Katara hummed to herself, thinking of the new iron bathtub, and stepped into the back hall.

Zuko fumbled with his trunk, trying to wrestle its bulk up the narrow staircase. Ho Ten had promptly disappeared after handing him the key – not that Zuko would have asked for or accepted help with his luggage, once delivered. He pushed the trunk up onto the landing, then maneuvered it around to the next flight of stairs.

He'd long practiced the philosophy of packing only what you could carry and it had served him well these past years. The servants and porters he'd grown up with were a distant memory, and he took comfort in his self-sufficiency as he pushed the trunk up the stairs.

He tried not to think of how lonely it could be.

Katara hopped up the cramped back staircase, the weight of her pack forgotten as she neared her room and the bath. Home, she thought, then wondered when this creaking lodging house with its odd proprietors had become "home." Home should be elsewhere, she thought, but then crushed the idea and the images that rose with it.

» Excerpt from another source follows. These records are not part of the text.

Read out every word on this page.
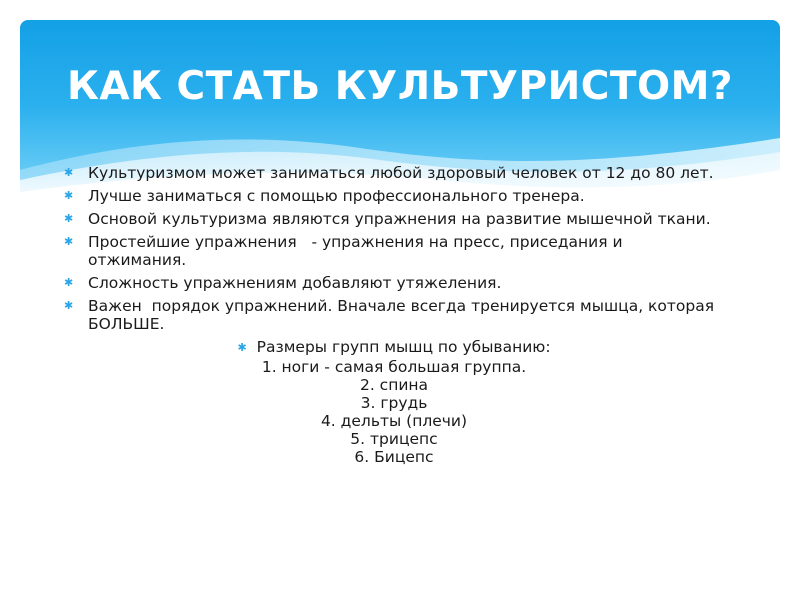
КАК СТАТЬ КУЛЬТУРИСТОМ?
✱ Культуризмом может заниматься любой здоровый человек от 12 до 80 лет.
✱ Лучше заниматься с помощью профессионального тренера.
✱ Основой культуризма являются упражнения на развитие мышечной ткани.
✱ Простейшие упражнения   - упражнения на пресс, приседания и отжимания.
✱ Сложность упражнениям добавляют утяжеления.
✱ Важен  порядок упражнений. Вначале всегда тренируется мышца, которая БОЛЬШЕ.
✱ Размеры групп мышц по убыванию:
1. ноги - самая большая группа.
2. спина
3. грудь
4. дельты (плечи)
5. трицепс
6. Бицепс
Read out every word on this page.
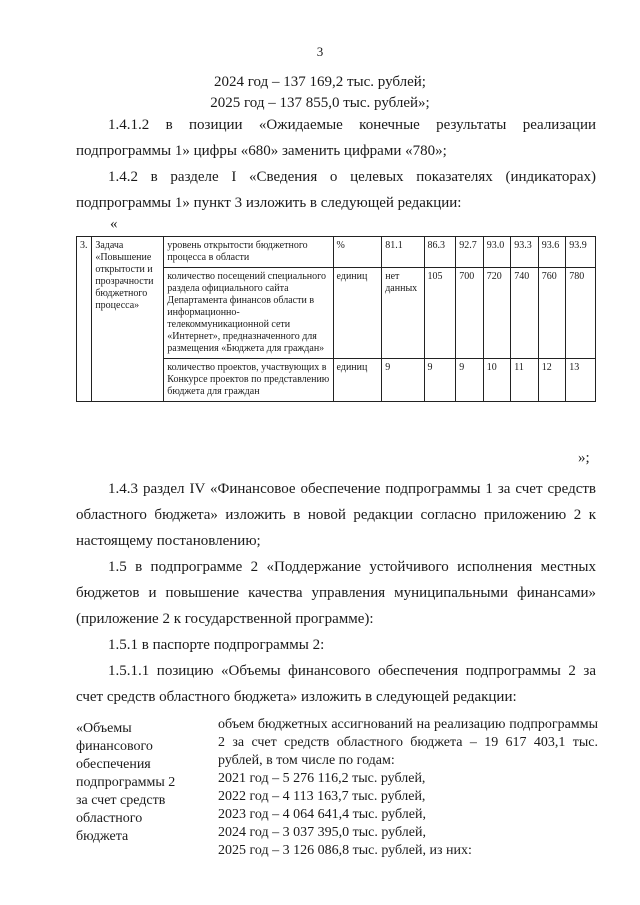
3
2024 год – 137 169,2 тыс. рублей;
2025 год – 137 855,0 тыс. рублей»;
1.4.1.2 в позиции «Ожидаемые конечные результаты реализации подпрограммы 1» цифры «680» заменить цифрами «780»;
1.4.2 в разделе I «Сведения о целевых показателях (индикаторах) подпрограммы 1» пункт 3 изложить в следующей редакции:
«
3.	Задача «Повышение открытости и прозрачности бюджетного процесса»	уровень открытости бюджетного процесса в области	%	81.1	86.3	92.7	93.0	93.3	93.6	93.9
		количество посещений специального раздела официального сайта Департамента финансов области в информационно-телекоммуникационной сети «Интернет», предназначенного для размещения «Бюджета для граждан»	единиц	нет данных	105	700	720	740	760	780
		количество проектов, участвующих в Конкурсе проектов по представлению бюджета для граждан	единиц	9	9	9	10	11	12	13
»;
1.4.3 раздел IV «Финансовое обеспечение подпрограммы 1 за счет средств областного бюджета» изложить в новой редакции согласно приложению 2 к настоящему постановлению;
1.5 в подпрограмме 2 «Поддержание устойчивого исполнения местных бюджетов и повышение качества управления муниципальными финансами» (приложение 2 к государственной программе):
1.5.1 в паспорте подпрограммы 2:
1.5.1.1 позицию «Объемы финансового обеспечения подпрограммы 2 за счет средств областного бюджета» изложить в следующей редакции:
«Объемы
финансового
обеспечения
подпрограммы 2
за счет средств
областного
бюджета
объем бюджетных ассигнований на реализацию подпрограммы 2 за счет средств областного бюджета – 19 617 403,1 тыс. рублей, в том числе по годам:
2021 год – 5 276 116,2 тыс. рублей,
2022 год – 4 113 163,7 тыс. рублей,
2023 год – 4 064 641,4 тыс. рублей,
2024 год – 3 037 395,0 тыс. рублей,
2025 год – 3 126 086,8 тыс. рублей, из них:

She opened the door and stepped into the top-story hallway.

Zuko heaved his trunk up the last flight of stairs, settling it with a satisfying thunk onto the hall floor. Dimly, he noted the pattern on the carpet – it was good quality, but the center was worn and frayed from years of footfalls. He fumbled for the key he'd pocketed, then stepped down the hall to find his room –

– and walked straight into another person.

Startled, Zuko looked down into vivid blue eyes and he reached out to steady the woman before he realized he'd moved. His fingertips met her shoulders and he felt an almost physical shock, like the static before a winter storm, and he stared at her as she stared back, knowing that it was both the beginning and the end of something.